Die medizinische Behandlungspflege darf ausschließlich von Fachkräften mit der entsprechenden Aus- oder Weiterbildung durchgeführt werden. Examinierte Pflegefachkräfte oder Pflegehelfer mit ausreichend Berufserfahrung und Zusatzausbildung sind dazu berechtigt. In einzelnen Fällen können Elemente der Behandlungspflege von dem Patienten selbst oder von pflegenden Angehörigen durchgeführt werden. Das Messen von Blutdruck und Blutzucker sowie die Injektion von Insulin gehören beispielsweise dazu. Die Behandlungspflege greift also dann, wenn die nötigen Maßnahmen noch nicht oder nicht mehr von Patienten selbst oder pflegenden Angehörigen übernommen werden können.

Wer trägt die Kosten für die Behandlungspflege?

Die Kosten der Behandlungspflege für befristete und kurze Zeiträume werden von der Krankenkasse übernommen. Unbefristete oder längere Inanspruchnahme fällt in die Zuständigkeit der Pflegekasse.

Hinzu kommt, dass Patienten über 18 Jahre fallabhängig eine Zuzahlung leisten müssen. Die Abrechnung prozentual und täglich. Dabei entspricht die Zuzahlung 10 Prozent der Kosten, jedoch nicht mehr als 10 Euro pro Tag. Zusätzlich gibt es eine Höchstgrenze. Diese schützt Menschen mit einem hohen Pflegebedarf. Die Grenze liegt bei einem Prozent des jährlichen Bruttoeinkommens. Erreichen die Ausgaben für Pflegemittel, -maßnahmen, Behandlungen, Medikamente und sonstige Leistungen der Kranken- und Pflegekasse ein Prozent des Bruttoeinkommens, kann eine Befreiung von der Zuzahlung erfolgen. Hierfür ist ein Antrag bei der Krankenkasse nötig.

Behandlungspflege – Weiterbildung in Anspruch nehmen

Da die Leistungen der Behandlungspflege nur von examinierten Pflegekräften durchgeführt werden dürfen, aber oftmals nötig und nachgefragt sind, empfiehlt sich das Erwerben der entsprechenden Qualifikation. Dies ist auch Pflegehelfern möglich, die über mindestens zwei Jahre Berufserfahrung verfügen.
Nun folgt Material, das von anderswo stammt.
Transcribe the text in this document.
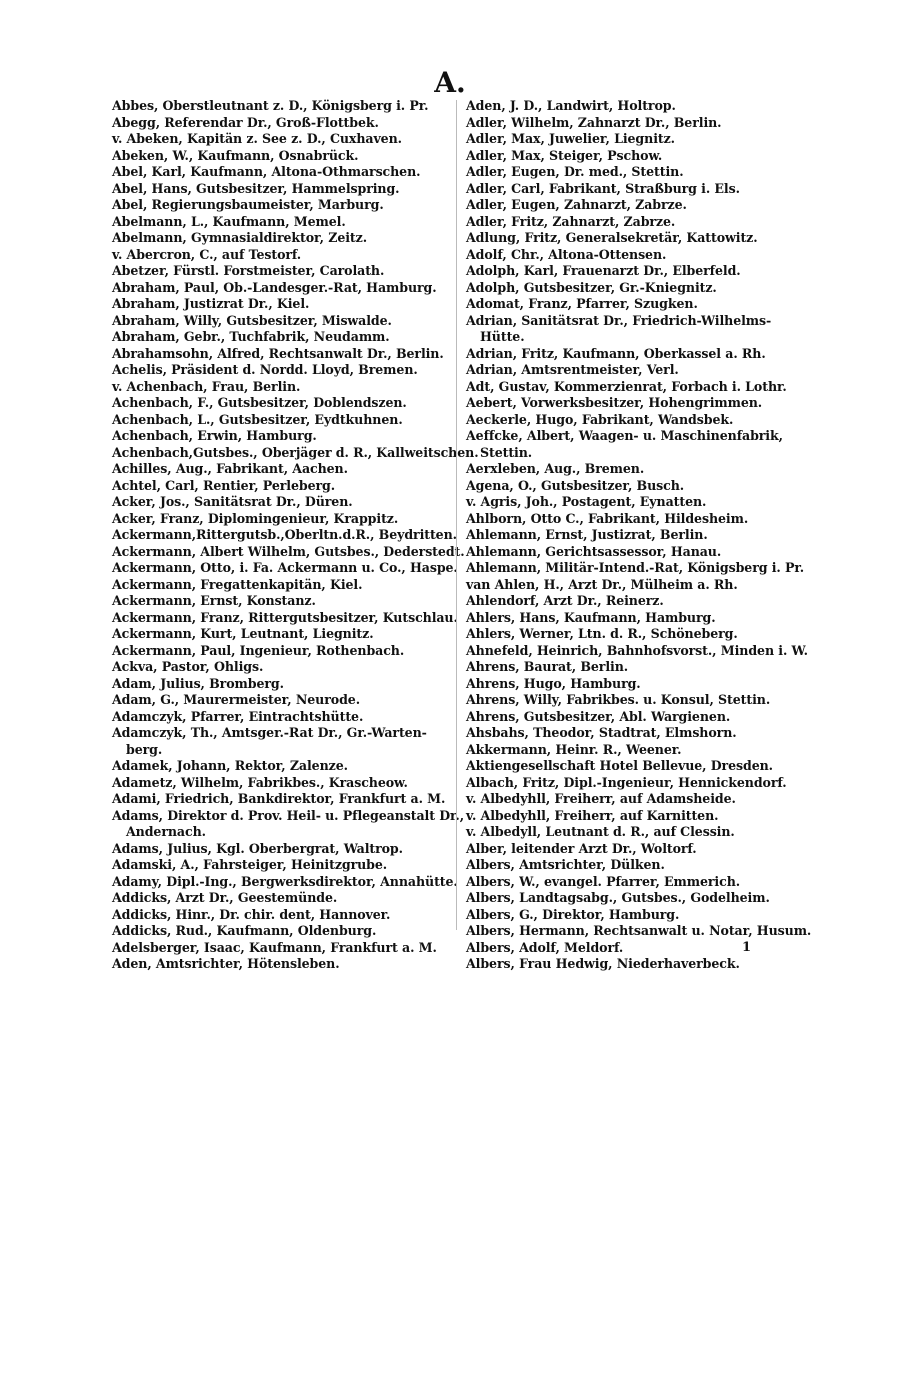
A.
Abbes, Oberstleutnant z. D., Königsberg i. Pr.
Abegg, Referendar Dr., Groß-Flottbek.
v. Abeken, Kapitän z. See z. D., Cuxhaven.
Abeken, W., Kaufmann, Osnabrück.
Abel, Karl, Kaufmann, Altona-Othmarschen.
Abel, Hans, Gutsbesitzer, Hammelspring.
Abel, Regierungsbaumeister, Marburg.
Abelmann, L., Kaufmann, Memel.
Abelmann, Gymnasialdirektor, Zeitz.
v. Abercron, C., auf Testorf.
Abetzer, Fürstl. Forstmeister, Carolath.
Abraham, Paul, Ob.-Landesger.-Rat, Hamburg.
Abraham, Justizrat Dr., Kiel.
Abraham, Willy, Gutsbesitzer, Miswalde.
Abraham, Gebr., Tuchfabrik, Neudamm.
Abrahamsohn, Alfred, Rechtsanwalt Dr., Berlin.
Achelis, Präsident d. Nordd. Lloyd, Bremen.
v. Achenbach, Frau, Berlin.
Achenbach, F., Gutsbesitzer, Doblendszen.
Achenbach, L., Gutsbesitzer, Eydtkuhnen.
Achenbach, Erwin, Hamburg.
Achenbach,Gutsbes., Oberjäger d. R., Kallweitschen.
Achilles, Aug., Fabrikant, Aachen.
Achtel, Carl, Rentier, Perleberg.
Acker, Jos., Sanitätsrat Dr., Düren.
Acker, Franz, Diplomingenieur, Krappitz.
Ackermann,Rittergutsb.,Oberltn.d.R., Beydritten.
Ackermann, Albert Wilhelm, Gutsbes., Dederstedt.
Ackermann, Otto, i. Fa. Ackermann u. Co., Haspe.
Ackermann, Fregattenkapitän, Kiel.
Ackermann, Ernst, Konstanz.
Ackermann, Franz, Rittergutsbesitzer, Kutschlau.
Ackermann, Kurt, Leutnant, Liegnitz.
Ackermann, Paul, Ingenieur, Rothenbach.
Ackva, Pastor, Ohligs.
Adam, Julius, Bromberg.
Adam, G., Maurermeister, Neurode.
Adamczyk, Pfarrer, Eintrachtshütte.
Adamczyk, Th., Amtsger.-Rat Dr., Gr.-Warten-
berg.
Adamek, Johann, Rektor, Zalenze.
Adametz, Wilhelm, Fabrikbes., Krascheow.
Adami, Friedrich, Bankdirektor, Frankfurt a. M.
Adams, Direktor d. Prov. Heil- u. Pflegeanstalt Dr.,
Andernach.
Adams, Julius, Kgl. Oberbergrat, Waltrop.
Adamski, A., Fahrsteiger, Heinitzgrube.
Adamy, Dipl.-Ing., Bergwerksdirektor, Annahütte.
Addicks, Arzt Dr., Geestemünde.
Addicks, Hinr., Dr. chir. dent, Hannover.
Addicks, Rud., Kaufmann, Oldenburg.
Adelsberger, Isaac, Kaufmann, Frankfurt a. M.
Aden, Amtsrichter, Hötensleben.
Aden, J. D., Landwirt, Holtrop.
Adler, Wilhelm, Zahnarzt Dr., Berlin.
Adler, Max, Juwelier, Liegnitz.
Adler, Max, Steiger, Pschow.
Adler, Eugen, Dr. med., Stettin.
Adler, Carl, Fabrikant, Straßburg i. Els.
Adler, Eugen, Zahnarzt, Zabrze.
Adler, Fritz, Zahnarzt, Zabrze.
Adlung, Fritz, Generalsekretär, Kattowitz.
Adolf, Chr., Altona-Ottensen.
Adolph, Karl, Frauenarzt Dr., Elberfeld.
Adolph, Gutsbesitzer, Gr.-Kniegnitz.
Adomat, Franz, Pfarrer, Szugken.
Adrian, Sanitätsrat Dr., Friedrich-Wilhelms-
Hütte.
Adrian, Fritz, Kaufmann, Oberkassel a. Rh.
Adrian, Amtsrentmeister, Verl.
Adt, Gustav, Kommerzienrat, Forbach i. Lothr.
Aebert, Vorwerksbesitzer, Hohengrimmen.
Aeckerle, Hugo, Fabrikant, Wandsbek.
Aeffcke, Albert, Waagen- u. Maschinenfabrik,
Stettin.
Aerxleben, Aug., Bremen.
Agena, O., Gutsbesitzer, Busch.
v. Agris, Joh., Postagent, Eynatten.
Ahlborn, Otto C., Fabrikant, Hildesheim.
Ahlemann, Ernst, Justizrat, Berlin.
Ahlemann, Gerichtsassessor, Hanau.
Ahlemann, Militär-Intend.-Rat, Königsberg i. Pr.
van Ahlen, H., Arzt Dr., Mülheim a. Rh.
Ahlendorf, Arzt Dr., Reinerz.
Ahlers, Hans, Kaufmann, Hamburg.
Ahlers, Werner, Ltn. d. R., Schöneberg.
Ahnefeld, Heinrich, Bahnhofsvorst., Minden i. W.
Ahrens, Baurat, Berlin.
Ahrens, Hugo, Hamburg.
Ahrens, Willy, Fabrikbes. u. Konsul, Stettin.
Ahrens, Gutsbesitzer, Abl. Wargienen.
Ahsbahs, Theodor, Stadtrat, Elmshorn.
Akkermann, Heinr. R., Weener.
Aktiengesellschaft Hotel Bellevue, Dresden.
Albach, Fritz, Dipl.-Ingenieur, Hennickendorf.
v. Albedyhll, Freiherr, auf Adamsheide.
v. Albedyhll, Freiherr, auf Karnitten.
v. Albedyll, Leutnant d. R., auf Clessin.
Alber, leitender Arzt Dr., Woltorf.
Albers, Amtsrichter, Dülken.
Albers, W., evangel. Pfarrer, Emmerich.
Albers, Landtagsabg., Gutsbes., Godelheim.
Albers, G., Direktor, Hamburg.
Albers, Hermann, Rechtsanwalt u. Notar, Husum.
Albers, Adolf, Meldorf.
Albers, Frau Hedwig, Niederhaverbeck.
1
Die Berechtigung zur Behandlungspflege kann beruflich neue Möglichkeiten eröffnen, da sie in zahlreichen Bereichen erforderlich ist und sowohl in der ambulanten als auch in der stationären Pflege eine Rolle spielt. Sie erweitert das Feld der Möglichkeiten in der Versorgung, vergrößert die Kompetenz und damit gleichermaßen das Verdienstpotenzial und die Einsatzfähigkeit. Für Pflegedienste ist es ratsam, allen Mitarbeitern eine entsprechende Weiterbildung zu ermöglichen und damit die Versorgung einfacher zu gestalten.

Von der ärztlichen Verschreibung über nötige Anträge bis hin zu der Kostenübernahme ist das Wissen zur Behandlungspflege nicht auf die bloßen Maßnahmen der Versorgung begrenzt. Patienten und Angehörige über erforderliche Schritte aufzuklären, stellt die mögliche Unterstützung sicher und verhindert vermeidbare Komplikationen, Verschlimmerungen und Folgeschäden.